Trying, therefore, to put a ‘left’ gloss on their customary support for counter-revolution, has led the opportunist left into frenzied verbal contortions, remarkable even by their bizarre and shameless standards. Hence this priceless gem from Socialist Worker:

“Once in office, Ahmadinejad tapped into record-high state oil revenues in an attempt to consolidate his political base. Handouts to the poor, bonuses to government employees and local development projects were central to his economic policy. And by boosting consumption of workers and the poor, this state spending boosted the income of the bazaar – the small business interests that are the backbone of the Iranian hard right.” (‘Iran boils over’ by Lee Sustar)

Let nobody ever accuse our Trotskyite friends of advocating policies that favour the poor!

Whilst the Troto-revisionist fraternity tie themselves in knots trying to paint black white and counter-revolution as revolution, the imperialists themselves are as clear as the Iranian masses as to their class interests. Barack Obama may think that one glib speech in Cairo, acknowledging, but pointedly not apologising for, the fact, long known to the entire world, that the CIA was instrumental in the 1953 overthrow of Iranian nationalist leader Mohammed Mosaddeq following his nationalisation of his country’s oil industry, absolves US imperialism of any suggestion of involvement in the current turmoil, but he has done nothing to curb or cancel the current CIA destabilisation programmes put in place in the country since at least 2007.
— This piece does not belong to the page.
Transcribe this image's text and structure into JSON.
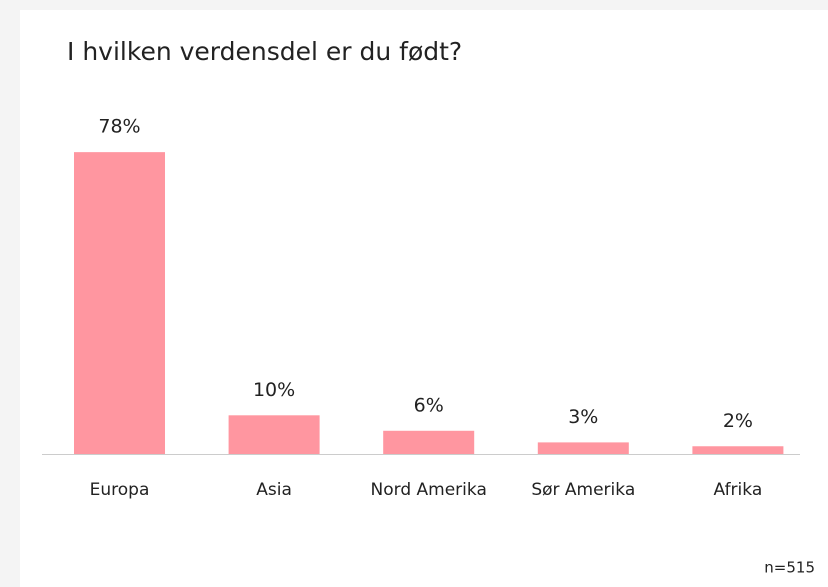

In his article ‘Are the Iranian election protests another US-orchestrated ‘colour revolution, Paul Craig Roberts set out the background using a number of impeccably bourgeois sources:

“Commentators are ‘explaining’ the Iran elections based on their own illusions, delusions, emotions, and vested interests. Whether or not the poll results predicting Ahmadinejad’s win are sound, there is, so far, no evidence beyond surmise that the election was stolen. However, there are credible reports that the CIA has been working for two years to destabilise the Iranian government.
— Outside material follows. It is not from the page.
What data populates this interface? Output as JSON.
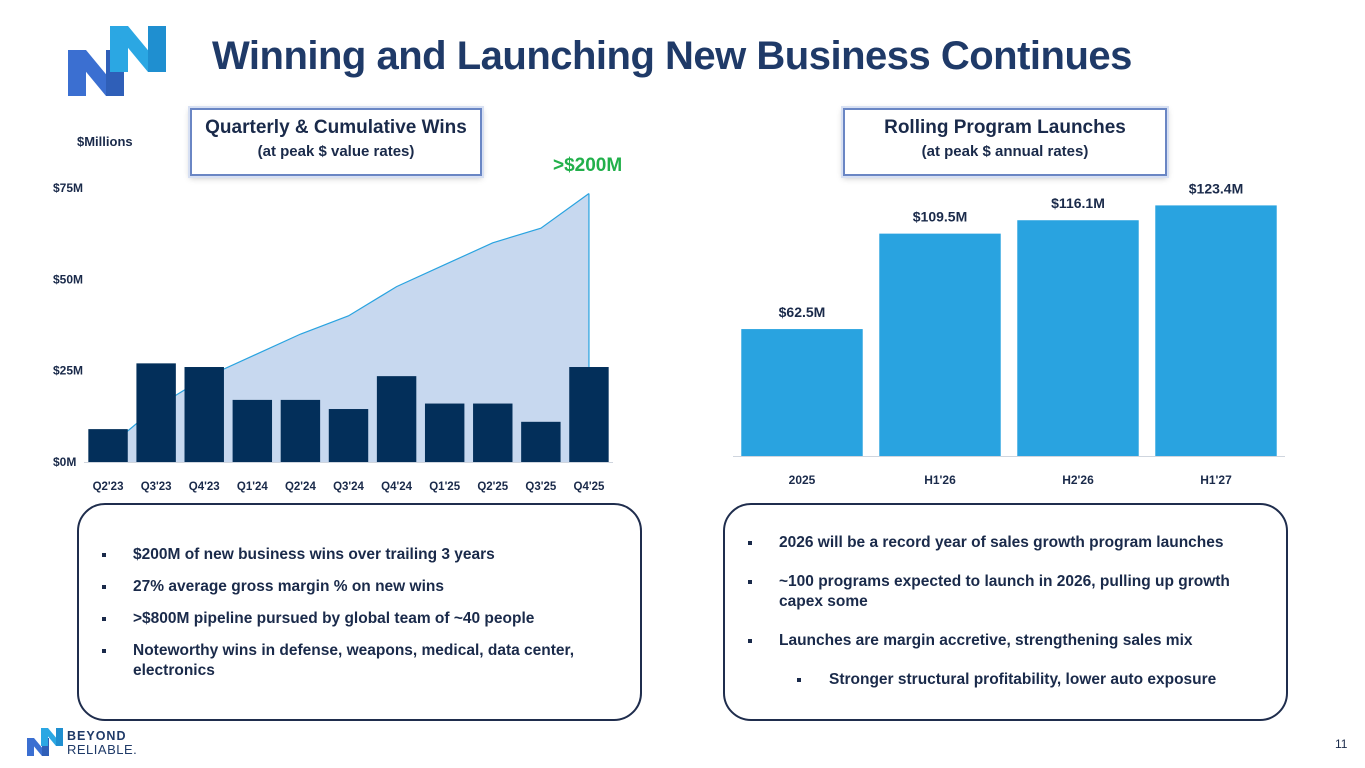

“On May 23, 2007, Brian Ross and Richard Esposito reported on ABC News: ‘The CIA has received secret presidential approval to mount a covert ‘black’ operation to destabilise the Iranian government, current and former officials in the intelligence community tell ABC News.’

“On May 27, 2007, the London [Daily] Telegraph independently reported: ‘Mr Bush has signed an official document endorsing CIA plans for a propaganda and disinformation campaign intended to destabilise, and eventually topple, the theocratic rule of the mullahs.’

“A few days previously, the Telegraph reported on May 16, 2007, that Bush administration neocon warmonger John Bolton told the Telegraph that a US military attack on Iran would ‘be a ‘last option’ after economic sanctions and attempts to foment a popular revolution had failed’.

“On June 29, 2008, Seymour Hersh reported in the New Yorker: ‘Late last year, Congress agreed to a request from President Bush to fund a major escalation of covert operations against Iran, according to current and former military, intelligence, and congressional sources. These operations, for which the President sought up to four hundred million dollars, were described in a Presidential Finding signed by Bush, and are designed to destabilise the country’s religious leadership.’

“The protests in Tehran no doubt have many sincere participants. The protests also have the hallmarks of the CIA orchestrated protests in Georgia and Ukraine. It requires total blindness not to see this.”

Lalkar sends its greetings to President Mahmoud Ahmadinejad and the government and people of the Islamic Republic of Iran and wishes them every success in safeguarding the country’s independence and crushing imperialist-backed attempts at destabilisation and ‘regime change’.